Recently, I learned concepts of application and cluster maintenance in Kubernetes.
Rolling Updates and Rollbacks
When we try to update the deployments, there are basically two ways in Kubernetes to do the update.
-
Recreate: the number of related replica will be scaled down to zero and this means the deployment will have down time.
-
Rolling Update: the replica will be down and get updated one by one, which means the deployment will not have down time
Similarly way, if we found something wrong in the latest update, we may also use kubectl rollout undo <deployment>
to rollback the update.
Drain and Cordon
In cluster maintenance, if a node is unhealthy, we can definitely drain the node so that the application held by this node will be transferred to other nodes(if the application has replicaset). If the application in that node without replicaset, the application will disappear after we drain the node.
Cordon is a little bit different from drain.
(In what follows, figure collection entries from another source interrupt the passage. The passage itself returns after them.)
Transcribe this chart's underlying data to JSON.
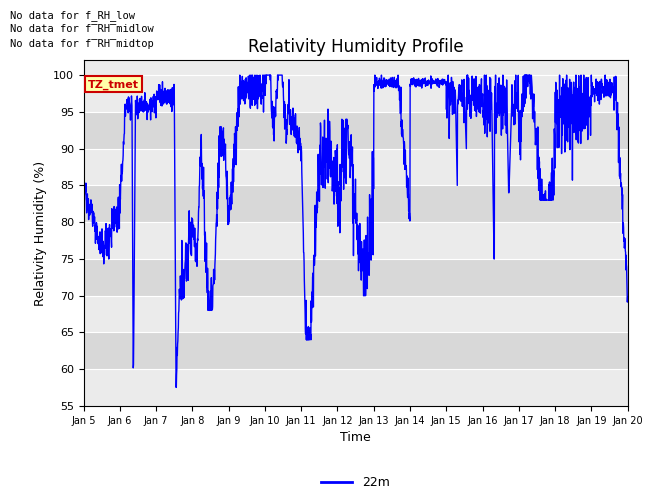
{
  "title": "Relativity Humidity Profile",
  "ylabel": "Relativity Humidity (%)",
  "xlabel": "Time",
  "ylim": [
    55,
    102
  ],
  "yticks": [
    55,
    60,
    65,
    70,
    75,
    80,
    85,
    90,
    95,
    100
  ],
  "line_color": "blue",
  "line_width": 1.0,
  "legend_label": "22m",
  "legend_color": "blue",
  "annotations": [
    "No data for f_RH_low",
    "No data for f̅RH̅midlow",
    "No data for f̅RH̅midtop"
  ],
  "tz_label": "TZ_tmet",
  "tz_box_facecolor": "#FFFFAA",
  "tz_box_edgecolor": "#CC0000",
  "tz_text_color": "#CC0000",
  "plot_bg_color_light": "#EBEBEB",
  "plot_bg_color_dark": "#D8D8D8",
  "grid_color": "white",
  "grid_lw": 0.8,
  "xtick_labels": [
    "Jan 5",
    "Jan 6",
    "Jan 7",
    "Jan 8",
    "Jan 9",
    "Jan 10",
    "Jan 11",
    "Jan 12",
    "Jan 13",
    "Jan 14",
    "Jan 15",
    "Jan 16",
    "Jan 17",
    "Jan 18",
    "Jan 19",
    "Jan 20"
  ],
  "num_days": 15,
  "points_per_day": 144
}
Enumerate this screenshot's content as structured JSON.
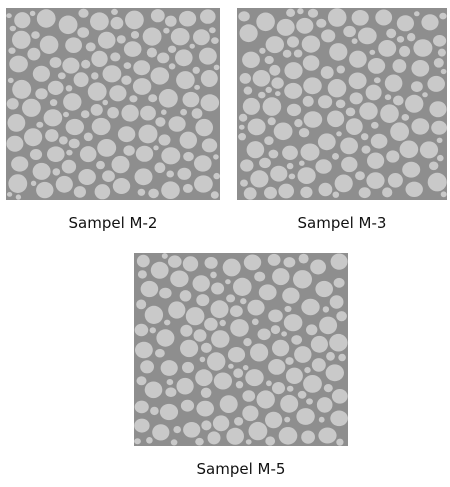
{
  "panels": [
    {
      "label": "Sampel M-2"
    },
    {
      "label": "Sampel M-3"
    },
    {
      "label": "Sampel M-5"
    }
  ]
}
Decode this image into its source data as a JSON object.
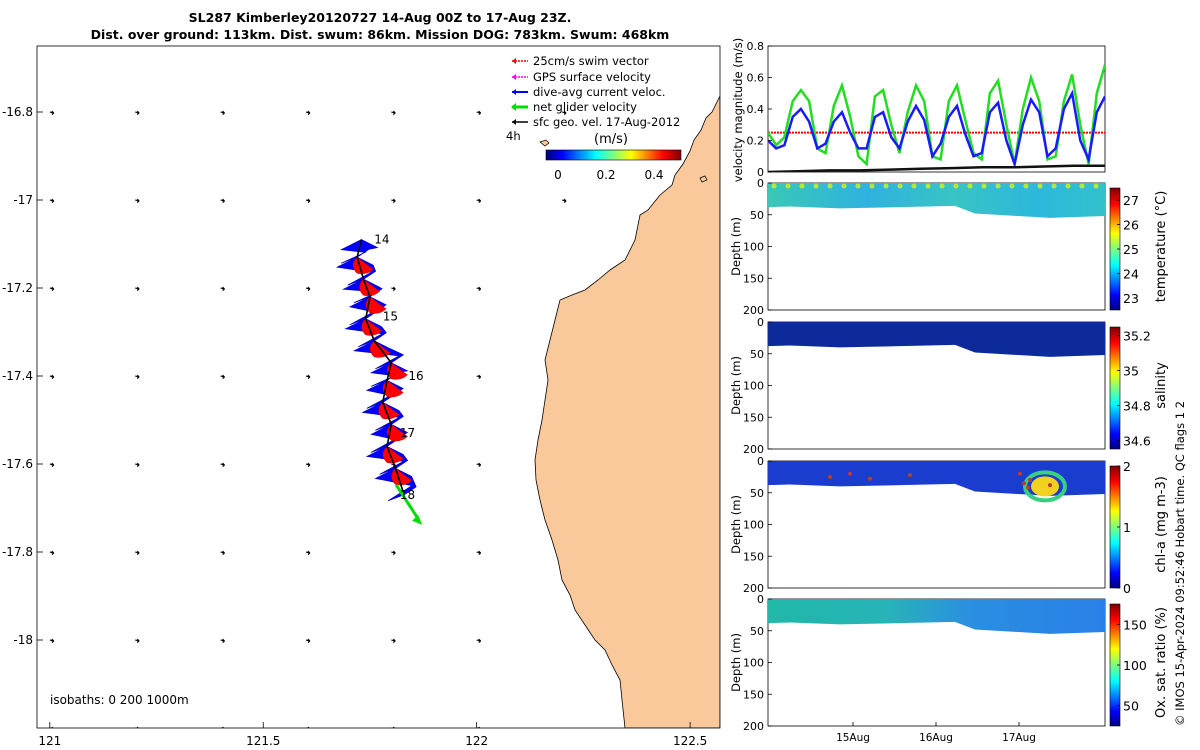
{
  "title_line1": "SL287 Kimberley20120727 14-Aug 00Z to 17-Aug 23Z.",
  "title_line2": "Dist. over ground: 113km. Dist. swum: 86km. Mission DOG: 783km. Swum: 468km",
  "colors": {
    "land": "#f9c99b",
    "swim": "#ff0000",
    "gps": "#ff00ff",
    "current": "#0000ff",
    "net": "#00dd00",
    "sfc": "#000000"
  },
  "chart_data": [
    {
      "id": "map",
      "type": "scatter",
      "x_ticks": [
        "121",
        "121.5",
        "122",
        "122.5"
      ],
      "y_ticks": [
        "-16.8",
        "-17",
        "-17.2",
        "-17.4",
        "-17.6",
        "-17.8",
        "-18"
      ],
      "xlim": [
        120.97,
        122.57
      ],
      "ylim": [
        -18.2,
        -16.65
      ],
      "legend": [
        "25cm/s swim vector",
        "GPS surface velocity",
        "dive-avg current veloc.",
        "net glider velocity",
        "sfc geo. vel. 17-Aug-2012"
      ],
      "legend_extra_label": "4h",
      "colorbar_label": "(m/s)",
      "colorbar_ticks": [
        "0",
        "0.2",
        "0.4"
      ],
      "day_labels": [
        "14",
        "15",
        "16",
        "17",
        "18"
      ],
      "day_label_positions": [
        {
          "lon": 121.76,
          "lat": -17.09
        },
        {
          "lon": 121.78,
          "lat": -17.265
        },
        {
          "lon": 121.84,
          "lat": -17.4
        },
        {
          "lon": 121.82,
          "lat": -17.53
        },
        {
          "lon": 121.82,
          "lat": -17.67
        }
      ],
      "track": [
        {
          "lon": 121.73,
          "lat": -17.09
        },
        {
          "lon": 121.72,
          "lat": -17.13
        },
        {
          "lon": 121.735,
          "lat": -17.18
        },
        {
          "lon": 121.75,
          "lat": -17.22
        },
        {
          "lon": 121.74,
          "lat": -17.27
        },
        {
          "lon": 121.76,
          "lat": -17.32
        },
        {
          "lon": 121.8,
          "lat": -17.37
        },
        {
          "lon": 121.79,
          "lat": -17.41
        },
        {
          "lon": 121.78,
          "lat": -17.46
        },
        {
          "lon": 121.8,
          "lat": -17.51
        },
        {
          "lon": 121.79,
          "lat": -17.56
        },
        {
          "lon": 121.81,
          "lat": -17.61
        },
        {
          "lon": 121.83,
          "lat": -17.67
        }
      ],
      "isobath_text": "isobaths: 0   200  1000m"
    },
    {
      "id": "velocity",
      "type": "line",
      "ylabel": "velocity magnitude (m/s)",
      "y_ticks": [
        "0",
        "0.2",
        "0.4",
        "0.6",
        "0.8"
      ],
      "ylim": [
        0,
        0.8
      ],
      "x_range_days": [
        14.1,
        18.0
      ],
      "swim_const": 0.25,
      "series": [
        {
          "name": "net glider velocity",
          "values": [
            0.25,
            0.17,
            0.22,
            0.45,
            0.52,
            0.45,
            0.15,
            0.12,
            0.42,
            0.55,
            0.35,
            0.1,
            0.05,
            0.48,
            0.52,
            0.3,
            0.12,
            0.38,
            0.55,
            0.45,
            0.1,
            0.08,
            0.45,
            0.55,
            0.33,
            0.12,
            0.08,
            0.5,
            0.58,
            0.3,
            0.05,
            0.4,
            0.6,
            0.45,
            0.08,
            0.1,
            0.45,
            0.62,
            0.3,
            0.05,
            0.5,
            0.68
          ]
        },
        {
          "name": "dive-avg current veloc.",
          "values": [
            0.2,
            0.15,
            0.17,
            0.35,
            0.4,
            0.32,
            0.15,
            0.18,
            0.32,
            0.38,
            0.25,
            0.15,
            0.15,
            0.35,
            0.38,
            0.22,
            0.15,
            0.32,
            0.42,
            0.33,
            0.1,
            0.18,
            0.35,
            0.42,
            0.24,
            0.1,
            0.12,
            0.38,
            0.44,
            0.2,
            0.05,
            0.3,
            0.46,
            0.38,
            0.1,
            0.15,
            0.4,
            0.5,
            0.2,
            0.08,
            0.38,
            0.48
          ]
        },
        {
          "name": "sfc geo. vel.",
          "values": [
            0.0,
            0.005,
            0.01,
            0.01,
            0.015,
            0.02,
            0.025,
            0.03,
            0.03,
            0.035,
            0.04,
            0.04
          ]
        }
      ]
    },
    {
      "id": "temperature",
      "type": "heatmap",
      "ylabel": "Depth (m)",
      "colorbar_label": "temperature (°C)",
      "y_ticks": [
        "0",
        "50",
        "100",
        "150",
        "200"
      ],
      "colorbar_ticks": [
        "23",
        "24",
        "25",
        "26",
        "27"
      ],
      "clim": [
        22.5,
        27.5
      ]
    },
    {
      "id": "salinity",
      "type": "heatmap",
      "ylabel": "Depth (m)",
      "colorbar_label": "salinity",
      "y_ticks": [
        "0",
        "50",
        "100",
        "150",
        "200"
      ],
      "colorbar_ticks": [
        "34.6",
        "34.8",
        "35",
        "35.2"
      ],
      "clim": [
        34.55,
        35.25
      ]
    },
    {
      "id": "chla",
      "type": "heatmap",
      "ylabel": "Depth (m)",
      "colorbar_label": "chl-a (mg m-3)",
      "y_ticks": [
        "0",
        "50",
        "100",
        "150",
        "200"
      ],
      "colorbar_ticks": [
        "0",
        "1",
        "2"
      ],
      "clim": [
        0,
        2
      ]
    },
    {
      "id": "oxygen",
      "type": "heatmap",
      "ylabel": "Depth (m)",
      "colorbar_label": "Ox. sat. ratio (%)",
      "y_ticks": [
        "0",
        "50",
        "100",
        "150",
        "200"
      ],
      "colorbar_ticks": [
        "50",
        "100",
        "150"
      ],
      "clim": [
        25,
        175
      ]
    }
  ],
  "time_ticks": [
    "15Aug",
    "16Aug",
    "17Aug"
  ],
  "side_note": "© IMOS 15-Apr-2024 09:52:46 Hobart time. QC flags 1  2"
}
Drain will empty the node but cordon is to let the node unschedulable. The previous deployment or application can stay there but no more new application or deployment.
After we are done the maintenance of the node, we can run kubectl uncordon <node-name>
to make the node
schedulable again.
Upgrade Cluster Strategy
Kubernetes consist of multiple components. The version of them has some limitation due to some
dependency issue. For example, if the version of kube-apiserver is X
(1.10.0), the version of controller-manager and
kube-scheduler is allowed to be X-1
(1.9.0, 1.10.0) and the version of kubelet and kueb-proxy is allowed to be X-2
(1.8.0, 1.9.0, 1.10.0). For kubectl, it is allow to be from X+1
to X-1
(1.11.0, 1.10.0, 1.9.0).
It is recommend to upgrade one minor version at a time instead of multiple minor versions at a time. We
will first upgrade the master node. During the upgrade of master, the worker node functionality will not be
affected. We just cannot use control api to control worker node during the upgrade. And there are
three strategies to do the upgrade worker node.
- Upgrade all worker nodes at once, which require down time.
- Upgrade one node at a time, the applications in the upgrading node will be routed to other nodes. After the upgrade finished, the workload will be back to that node.
- Add new node with latest version and transfer the application or deployment one by one. This way is more optimal in a cloud environment since it is easy to provision new nodes.
Backup and Restore method
Backup in Kubernetes refers two things. One is backing up config and the other is backing up ETCD(the meta storage of Kubernetes).
Backing up config is easy to understand. We just need to save the config file somewhere. One typical way
to do the save is to run kubectl get pod <pod-name> -o yaml > pod-definition.yaml
.
I will talk about back up ETCD more. We can dump the ETCD by running ETCDCTL_API=3 etcdctl snapshot save snapshot.db
.
To restore the dump, we should stop the kube-apiserver first and run ETCDCTL_API=3 etcdctl snapshot restore snapshot.db
.
ETCDCTL_API=3
basically means we need to specify the ETCD_API version.
Sometimes, we need to restore the dump into a new cluster so that it will not accidentally join with an existing one.
Apart from this, we also need to specify the certificate argument to spawn up a server. Here are the arguments we need
to specify while spawning up the ETCD server: --endpoints
, --cacert
, --cert
, --key
.